Record UDF Performance Questions - Is this the right use case?

We’re using Aerospike to store user data, each record has key as user_id and value is a record with multiple bins.

One of the bins with name Aud is of type list that stores the audience segments that this user belongs to. Aud bin has substantial data (currently in KBs) and it could grow in future.

For serving an impression to a user, we

  1. Fetch the user’s record i.e all bins for that user to AdServer
  2. Using the segments in the Aud bin, we evaluate the Deals applicable to the user i.e user_id => deals
  3. Do further processing

Evaluating

user_id => deals

mapping is expensive because

  1. Aud bin has heavy payload and so incurs Network Cost to fetch that data.
  2. The algorithm requires a lot of compute to evaluate the mapping i.e Compute Cost at AdServer.
  3. Both 1 and 2 are being done in the hot-path/online i.e during impresion serving path making it a hotspot.

Hence we think that this is a good candidate for offline evaluation i.e we would create a new bin called Deals which would be “somehow” populated i.e we would evaluate the user_id => deals offline and put it in the new bin Deals.
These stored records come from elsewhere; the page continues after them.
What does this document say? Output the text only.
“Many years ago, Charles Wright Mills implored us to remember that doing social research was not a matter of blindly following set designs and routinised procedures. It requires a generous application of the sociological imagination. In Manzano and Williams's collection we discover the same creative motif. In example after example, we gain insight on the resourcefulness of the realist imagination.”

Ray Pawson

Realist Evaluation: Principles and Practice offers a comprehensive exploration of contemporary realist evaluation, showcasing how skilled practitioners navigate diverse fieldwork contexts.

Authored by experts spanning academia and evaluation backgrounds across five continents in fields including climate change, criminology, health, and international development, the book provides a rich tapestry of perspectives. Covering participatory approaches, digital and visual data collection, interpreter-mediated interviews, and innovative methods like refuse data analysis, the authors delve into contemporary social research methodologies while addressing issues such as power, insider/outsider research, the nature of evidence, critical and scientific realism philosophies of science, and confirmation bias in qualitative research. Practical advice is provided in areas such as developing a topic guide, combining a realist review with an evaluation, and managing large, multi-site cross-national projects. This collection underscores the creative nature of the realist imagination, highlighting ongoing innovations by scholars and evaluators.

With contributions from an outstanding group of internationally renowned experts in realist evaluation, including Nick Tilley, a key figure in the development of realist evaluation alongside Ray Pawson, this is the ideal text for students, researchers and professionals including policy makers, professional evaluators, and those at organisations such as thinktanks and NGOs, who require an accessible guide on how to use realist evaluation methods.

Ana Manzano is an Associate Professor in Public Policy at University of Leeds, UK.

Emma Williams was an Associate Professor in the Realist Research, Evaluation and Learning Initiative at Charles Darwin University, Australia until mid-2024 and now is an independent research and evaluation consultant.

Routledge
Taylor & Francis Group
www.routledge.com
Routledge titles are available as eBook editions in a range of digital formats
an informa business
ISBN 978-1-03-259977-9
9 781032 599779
To ensure that the mapping is fresh, we need a Deals TTL as well which would hold the expiry of this mapping.

So the New Schema would look like this

Where bins Deals and Deals TTL are the new bins being populated.

We are planning that after evaluating the mapping, AdServer would write the mapping to Deals bin and update the Deals TTL bin to a future time, say 1 hour in future from the present time. The Deals TTL bin acts like an expiry time for Deals bin. So this optimizes 2(see above)
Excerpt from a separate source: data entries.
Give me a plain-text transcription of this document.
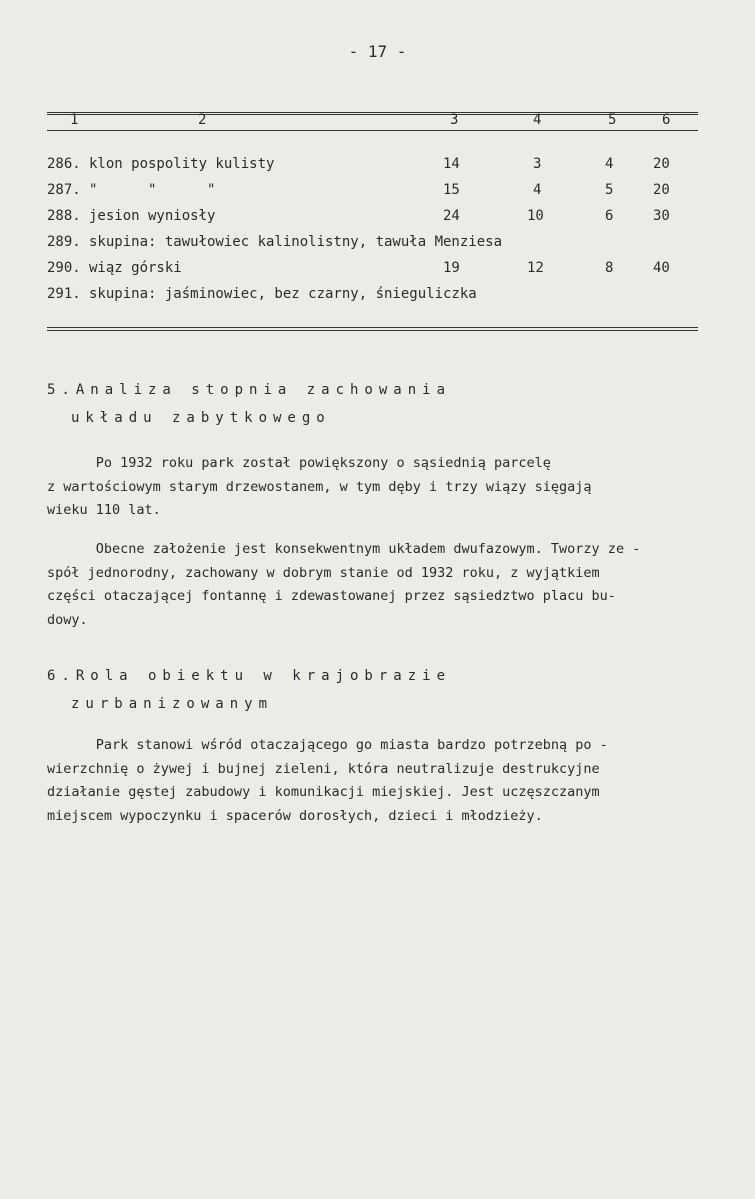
- 17 -
1	2	3	4	5	6
286. klon pospolity kulisty	14	3	4	20
287. "      "      "	15	4	5	20
288. jesion wyniosły	24	10	6	30
289. skupina: tawułowiec kalinolistny, tawuła Menziesa
290. wiąz górski	19	12	8	40
291. skupina: jaśminowiec, bez czarny, śnieguliczka
5.Analiza stopnia zachowania
układu zabytkowego
Po 1932 roku park został powiększony o sąsiednią parcelę
z wartościowym starym drzewostanem, w tym dęby i trzy wiązy sięgają
wieku 110 lat.
Obecne założenie jest konsekwentnym układem dwufazowym. Tworzy ze -
spół jednorodny, zachowany w dobrym stanie od 1932 roku, z wyjątkiem
części otaczającej fontannę i zdewastowanej przez sąsiedztwo placu bu-
dowy.
6.Rola obiektu w krajobrazie
zurbanizowanym
Park stanowi wśród otaczającego go miasta bardzo potrzebną po -
wierzchnię o żywej i bujnej zieleni, która neutralizuje destrukcyjne
działanie gęstej zabudowy i komunikacji miejskiej. Jest uczęszczanym
miejscem wypoczynku i spacerów dorosłych, dzieci i młodzieży.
To ensure that we optimize the network cost i.e fetch Aud bin only if Deals are not expired, we are thinking of using UDF. The UDF would implement the following pseudo-code

Read Deals TTL bin to get expiry time

if (TTL Expired) { 
  send map {
            "Aud":[Audience Segments],
            "Bin(3)":Data,
            ...,
            "Bin(N)":Data
           }
} else {
  send map {
            "Deals":[Applicable Deals],
            "Bin(3)":Data,
            ...,
            "Bin(N)":Data
           }
}

Note that either Aud or Deals bin is being sent conditioned on Deals TTL and the current time, remaining bins are being sent “as is”.

Questions :

  1. Will UDFs scale for this use-case. Looks like the perfect tool to me. We aren’t using any UDFs currently. We are using the C client library in AdServer and one another module (not part of AdServer) also uses Golang client library. Is getting a record as a map using UDF more expensive than simply fetching the bins? If yes, why?

  2. Can I do this using Aerospike Operations Expressions instead of UDF?

  3. How can we reliably measure the performance impact if any on a test cluster? I believe Aerospike does some level of sandboxig of these UDFs for safety, will that have adverse affect on performance? By impact we mean the additional overhead in terms of CPU/memory and latency imposed on Aerospike due to this UDF vis-a-vis the existing approach and not just the client side latency (which we would be able to measure).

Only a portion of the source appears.